Secrets of a Bollywood Marriage(36)
“You keep slipping rupees to anyone who asks,” she said. “They’re going to follow and ask for more. And the other beggars will see that you’re a soft touch and it’s going to get out of hand.”
“It’s okay, Tina. I can always get more. I just...” He snapped his mouth shut and gave a shrug. “I can’t help it.”
“I know.” Dev didn’t know what it was like to go hungry or worry about money, but she could tell how much it upset him to see the suffering. He had always refrained from asking her what it had been like to live in extreme poverty. Tina was grateful for that. She wanted to protect him from the ugly truth.
“Oh, look.” She grabbed his arm and pointed at the magazine racks in front of a DVD store. “Movie magazines!”
“I know you love reading these rags, but you can’t believe everything they say,” he warned.
“I read these all the time when I was trying to break into the business.” She turned the carousel until she found the weekly magazine she had always enjoyed. She gasped when she saw an old picture of herself on the cover. “Bollywood’s Bad Girl?” she read the headline.
“That reminds me,” Dev said as he watched her flip through the magazine to find the story, “how did your meetings go with your agent?”
She winced. “I don’t want to talk about it.” If there had been any good or promising news, Tina would have immediately shared the information with Dev. It was difficult to share the disappointing news with someone who had the Midas touch.

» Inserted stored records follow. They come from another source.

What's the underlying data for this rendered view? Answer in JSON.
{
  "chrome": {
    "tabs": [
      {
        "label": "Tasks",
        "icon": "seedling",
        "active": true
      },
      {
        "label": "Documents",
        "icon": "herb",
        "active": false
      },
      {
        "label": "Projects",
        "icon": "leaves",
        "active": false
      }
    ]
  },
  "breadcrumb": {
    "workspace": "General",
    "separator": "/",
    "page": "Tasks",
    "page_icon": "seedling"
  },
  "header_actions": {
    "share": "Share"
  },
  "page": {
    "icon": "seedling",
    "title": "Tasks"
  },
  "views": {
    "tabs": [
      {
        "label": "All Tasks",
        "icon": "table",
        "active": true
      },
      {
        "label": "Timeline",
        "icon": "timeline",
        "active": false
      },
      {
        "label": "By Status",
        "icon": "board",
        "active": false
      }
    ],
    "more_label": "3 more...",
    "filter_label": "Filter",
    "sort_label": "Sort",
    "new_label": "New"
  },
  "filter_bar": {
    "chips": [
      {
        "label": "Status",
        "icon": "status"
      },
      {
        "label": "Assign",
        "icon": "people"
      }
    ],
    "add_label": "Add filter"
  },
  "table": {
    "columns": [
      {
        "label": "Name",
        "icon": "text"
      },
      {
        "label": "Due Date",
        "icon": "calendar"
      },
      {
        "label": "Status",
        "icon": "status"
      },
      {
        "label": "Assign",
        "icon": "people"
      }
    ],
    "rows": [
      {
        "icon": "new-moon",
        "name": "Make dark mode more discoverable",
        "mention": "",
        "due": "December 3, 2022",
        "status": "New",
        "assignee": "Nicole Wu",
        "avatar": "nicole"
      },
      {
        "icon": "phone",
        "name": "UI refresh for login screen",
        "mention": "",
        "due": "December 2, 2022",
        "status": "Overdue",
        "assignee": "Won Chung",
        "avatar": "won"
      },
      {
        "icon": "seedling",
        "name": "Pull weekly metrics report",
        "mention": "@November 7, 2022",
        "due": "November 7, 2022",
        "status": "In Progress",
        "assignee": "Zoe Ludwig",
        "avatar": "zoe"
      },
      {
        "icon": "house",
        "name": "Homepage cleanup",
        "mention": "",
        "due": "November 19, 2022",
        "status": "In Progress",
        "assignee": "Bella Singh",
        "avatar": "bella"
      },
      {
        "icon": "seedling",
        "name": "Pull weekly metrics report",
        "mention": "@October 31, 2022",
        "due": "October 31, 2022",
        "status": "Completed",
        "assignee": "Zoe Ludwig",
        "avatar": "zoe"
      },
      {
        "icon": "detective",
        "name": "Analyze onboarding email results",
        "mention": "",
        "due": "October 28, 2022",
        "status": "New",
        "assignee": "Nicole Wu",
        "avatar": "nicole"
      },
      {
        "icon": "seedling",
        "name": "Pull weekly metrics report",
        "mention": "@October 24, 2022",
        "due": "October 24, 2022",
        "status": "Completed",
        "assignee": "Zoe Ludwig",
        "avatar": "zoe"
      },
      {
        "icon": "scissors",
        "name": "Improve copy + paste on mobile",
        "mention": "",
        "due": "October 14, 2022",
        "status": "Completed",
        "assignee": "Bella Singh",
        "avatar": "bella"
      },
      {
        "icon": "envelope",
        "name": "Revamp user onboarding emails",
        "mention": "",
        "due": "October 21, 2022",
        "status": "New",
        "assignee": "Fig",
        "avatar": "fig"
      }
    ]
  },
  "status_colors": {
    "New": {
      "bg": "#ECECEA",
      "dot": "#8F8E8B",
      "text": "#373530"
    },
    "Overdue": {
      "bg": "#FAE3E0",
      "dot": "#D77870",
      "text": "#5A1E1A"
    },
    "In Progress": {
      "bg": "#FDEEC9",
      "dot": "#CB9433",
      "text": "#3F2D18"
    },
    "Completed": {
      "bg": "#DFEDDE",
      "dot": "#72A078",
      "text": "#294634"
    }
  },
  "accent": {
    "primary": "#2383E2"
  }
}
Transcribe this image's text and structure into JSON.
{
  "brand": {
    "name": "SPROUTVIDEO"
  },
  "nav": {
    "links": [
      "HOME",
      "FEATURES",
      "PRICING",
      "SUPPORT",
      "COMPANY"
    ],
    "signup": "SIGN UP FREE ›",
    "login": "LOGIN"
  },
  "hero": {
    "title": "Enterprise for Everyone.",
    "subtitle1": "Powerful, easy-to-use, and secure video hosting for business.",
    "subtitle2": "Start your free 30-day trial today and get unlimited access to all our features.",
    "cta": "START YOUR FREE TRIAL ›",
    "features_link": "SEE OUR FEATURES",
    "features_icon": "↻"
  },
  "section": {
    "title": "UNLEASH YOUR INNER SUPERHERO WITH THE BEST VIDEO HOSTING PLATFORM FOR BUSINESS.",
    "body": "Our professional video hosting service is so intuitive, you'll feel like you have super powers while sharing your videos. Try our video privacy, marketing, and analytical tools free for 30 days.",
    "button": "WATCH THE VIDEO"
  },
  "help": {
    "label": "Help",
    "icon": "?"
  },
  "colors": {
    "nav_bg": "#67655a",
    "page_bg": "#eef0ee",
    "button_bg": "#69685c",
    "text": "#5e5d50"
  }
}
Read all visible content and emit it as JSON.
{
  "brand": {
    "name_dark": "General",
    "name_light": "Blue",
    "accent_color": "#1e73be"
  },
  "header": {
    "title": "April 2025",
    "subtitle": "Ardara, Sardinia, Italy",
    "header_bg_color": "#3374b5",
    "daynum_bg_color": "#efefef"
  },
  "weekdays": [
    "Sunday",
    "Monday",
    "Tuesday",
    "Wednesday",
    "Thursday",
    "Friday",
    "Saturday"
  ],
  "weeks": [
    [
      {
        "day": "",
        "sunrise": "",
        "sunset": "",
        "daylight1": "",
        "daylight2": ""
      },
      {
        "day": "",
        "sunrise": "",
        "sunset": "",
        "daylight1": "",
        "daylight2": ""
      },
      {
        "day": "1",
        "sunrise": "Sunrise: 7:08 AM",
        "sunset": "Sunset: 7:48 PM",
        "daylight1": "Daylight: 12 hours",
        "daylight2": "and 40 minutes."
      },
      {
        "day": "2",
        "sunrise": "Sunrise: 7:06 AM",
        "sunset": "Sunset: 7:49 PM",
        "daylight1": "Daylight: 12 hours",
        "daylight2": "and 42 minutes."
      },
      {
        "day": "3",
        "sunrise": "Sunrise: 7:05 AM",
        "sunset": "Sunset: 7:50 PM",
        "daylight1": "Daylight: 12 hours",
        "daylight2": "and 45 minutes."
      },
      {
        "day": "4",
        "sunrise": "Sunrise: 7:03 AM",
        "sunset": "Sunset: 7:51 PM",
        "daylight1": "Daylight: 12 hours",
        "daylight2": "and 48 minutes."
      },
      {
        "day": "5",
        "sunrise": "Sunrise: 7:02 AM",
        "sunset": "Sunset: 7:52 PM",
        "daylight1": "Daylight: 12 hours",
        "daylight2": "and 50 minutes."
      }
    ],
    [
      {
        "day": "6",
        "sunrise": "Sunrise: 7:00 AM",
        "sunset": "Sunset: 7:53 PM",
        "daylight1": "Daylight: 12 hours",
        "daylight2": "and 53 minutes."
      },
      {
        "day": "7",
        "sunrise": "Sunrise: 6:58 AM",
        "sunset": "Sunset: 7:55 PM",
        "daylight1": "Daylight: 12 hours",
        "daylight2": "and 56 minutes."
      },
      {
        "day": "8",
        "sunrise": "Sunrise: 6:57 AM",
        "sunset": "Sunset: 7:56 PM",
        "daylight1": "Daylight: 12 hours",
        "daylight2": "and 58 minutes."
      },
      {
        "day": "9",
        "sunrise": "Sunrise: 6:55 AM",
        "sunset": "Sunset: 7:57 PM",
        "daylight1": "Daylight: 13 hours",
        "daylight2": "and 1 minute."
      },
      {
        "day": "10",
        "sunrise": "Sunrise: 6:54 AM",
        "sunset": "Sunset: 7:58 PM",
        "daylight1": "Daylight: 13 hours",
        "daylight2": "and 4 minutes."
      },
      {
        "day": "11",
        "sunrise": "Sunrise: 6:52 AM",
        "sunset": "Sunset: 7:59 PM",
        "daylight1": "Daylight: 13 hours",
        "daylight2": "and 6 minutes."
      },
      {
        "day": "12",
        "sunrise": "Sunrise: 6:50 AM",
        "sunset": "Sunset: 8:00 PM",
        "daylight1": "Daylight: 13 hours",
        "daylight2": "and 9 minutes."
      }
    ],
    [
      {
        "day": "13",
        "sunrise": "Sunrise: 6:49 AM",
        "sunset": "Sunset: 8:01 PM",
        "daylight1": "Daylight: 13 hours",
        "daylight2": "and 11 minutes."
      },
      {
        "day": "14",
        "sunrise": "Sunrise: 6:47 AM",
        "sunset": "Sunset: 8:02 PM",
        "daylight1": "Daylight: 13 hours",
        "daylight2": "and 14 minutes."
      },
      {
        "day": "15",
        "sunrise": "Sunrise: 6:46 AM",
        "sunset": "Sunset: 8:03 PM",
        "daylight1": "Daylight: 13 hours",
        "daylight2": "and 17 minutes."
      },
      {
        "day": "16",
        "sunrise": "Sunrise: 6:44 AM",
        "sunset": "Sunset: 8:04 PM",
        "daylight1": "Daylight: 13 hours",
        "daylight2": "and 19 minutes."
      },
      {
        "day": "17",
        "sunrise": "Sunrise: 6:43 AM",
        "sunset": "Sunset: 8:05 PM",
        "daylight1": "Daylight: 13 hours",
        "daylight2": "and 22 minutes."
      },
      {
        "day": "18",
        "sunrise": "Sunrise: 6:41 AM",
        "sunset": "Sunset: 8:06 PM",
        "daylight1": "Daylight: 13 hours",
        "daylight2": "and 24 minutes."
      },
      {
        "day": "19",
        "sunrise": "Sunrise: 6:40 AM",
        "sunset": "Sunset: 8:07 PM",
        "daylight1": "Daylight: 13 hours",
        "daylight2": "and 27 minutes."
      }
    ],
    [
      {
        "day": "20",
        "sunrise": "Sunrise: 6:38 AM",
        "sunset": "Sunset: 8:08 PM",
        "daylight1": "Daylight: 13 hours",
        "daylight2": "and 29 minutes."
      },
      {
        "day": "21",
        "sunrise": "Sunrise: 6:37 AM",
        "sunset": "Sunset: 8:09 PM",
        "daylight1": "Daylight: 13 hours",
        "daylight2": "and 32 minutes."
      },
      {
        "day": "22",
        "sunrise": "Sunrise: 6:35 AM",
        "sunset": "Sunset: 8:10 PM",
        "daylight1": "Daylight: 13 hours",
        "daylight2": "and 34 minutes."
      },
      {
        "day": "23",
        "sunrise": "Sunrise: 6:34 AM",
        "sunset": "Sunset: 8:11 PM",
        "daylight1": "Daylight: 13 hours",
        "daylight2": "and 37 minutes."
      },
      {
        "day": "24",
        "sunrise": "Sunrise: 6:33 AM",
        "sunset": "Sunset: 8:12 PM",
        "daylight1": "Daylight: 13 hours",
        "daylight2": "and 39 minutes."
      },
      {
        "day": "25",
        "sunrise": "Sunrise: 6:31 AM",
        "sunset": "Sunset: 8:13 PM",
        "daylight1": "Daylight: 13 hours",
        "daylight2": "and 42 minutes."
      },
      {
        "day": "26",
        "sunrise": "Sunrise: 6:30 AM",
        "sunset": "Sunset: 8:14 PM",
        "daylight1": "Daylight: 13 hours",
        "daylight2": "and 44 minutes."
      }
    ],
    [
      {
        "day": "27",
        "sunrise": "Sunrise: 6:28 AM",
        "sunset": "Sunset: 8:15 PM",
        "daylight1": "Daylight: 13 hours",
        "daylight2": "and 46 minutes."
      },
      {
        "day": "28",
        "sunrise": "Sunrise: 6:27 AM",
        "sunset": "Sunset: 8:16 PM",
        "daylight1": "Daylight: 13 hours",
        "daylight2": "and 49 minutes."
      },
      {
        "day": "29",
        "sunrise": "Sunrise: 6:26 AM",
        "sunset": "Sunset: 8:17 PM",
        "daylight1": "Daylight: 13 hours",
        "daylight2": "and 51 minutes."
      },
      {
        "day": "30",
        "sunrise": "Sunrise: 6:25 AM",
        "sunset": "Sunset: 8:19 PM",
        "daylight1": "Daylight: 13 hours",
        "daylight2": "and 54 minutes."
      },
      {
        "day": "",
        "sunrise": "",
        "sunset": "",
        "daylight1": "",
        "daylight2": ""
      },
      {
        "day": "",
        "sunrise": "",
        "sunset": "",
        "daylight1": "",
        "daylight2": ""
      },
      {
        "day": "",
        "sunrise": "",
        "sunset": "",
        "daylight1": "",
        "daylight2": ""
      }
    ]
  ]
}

“It couldn’t be that bad.”
“Yes, it could.” Tina paused and glanced up at Dev. “The shampoo company dropped me from my endorsement deal because of my haircut.”
He nodded as if he wasn’t surprised. “I’m sure they had a clause about you changing your appearance without their permission.”
“And I lost out on a role,” she admitted as her shoulders slumped. “One of the Kapoors got it. I should have known. The director is a cousin.”
Dev hesitated. “You know, Arjun Entertainment...”
She immediately straightened her shoulders back and continuing flipping through the magazine pages. “Thank you, Dev, but I can’t work for you.”
“But you can work for my competitors?”
His sharp tone compelled her to look up. Dev’s frustration poured from him like billowing heat. “I hadn’t thought of it that way.”
“Actresses marry producers and media moguls all the time in Mumbai,” Dev continued. “And when it happens, the actress only works for her husband’s film company.”
“Which is usually what the actress is hoping for all along. I didn’t marry you for my career.” He didn’t understand. She couldn’t—wouldn’t—be financially dependent on him. He had displayed enough power over her life.
An emotion chased across Dev’s face that Tina couldn’t define. “Why—”
“Oh, here’s the article!” she said, desperate to change the topic before another argument began. “Huh. Apparently, I have risen from the dead.”
Dev scowled. “You don’t want to read that. Nothing good comes from hearing the gossip about yourself.”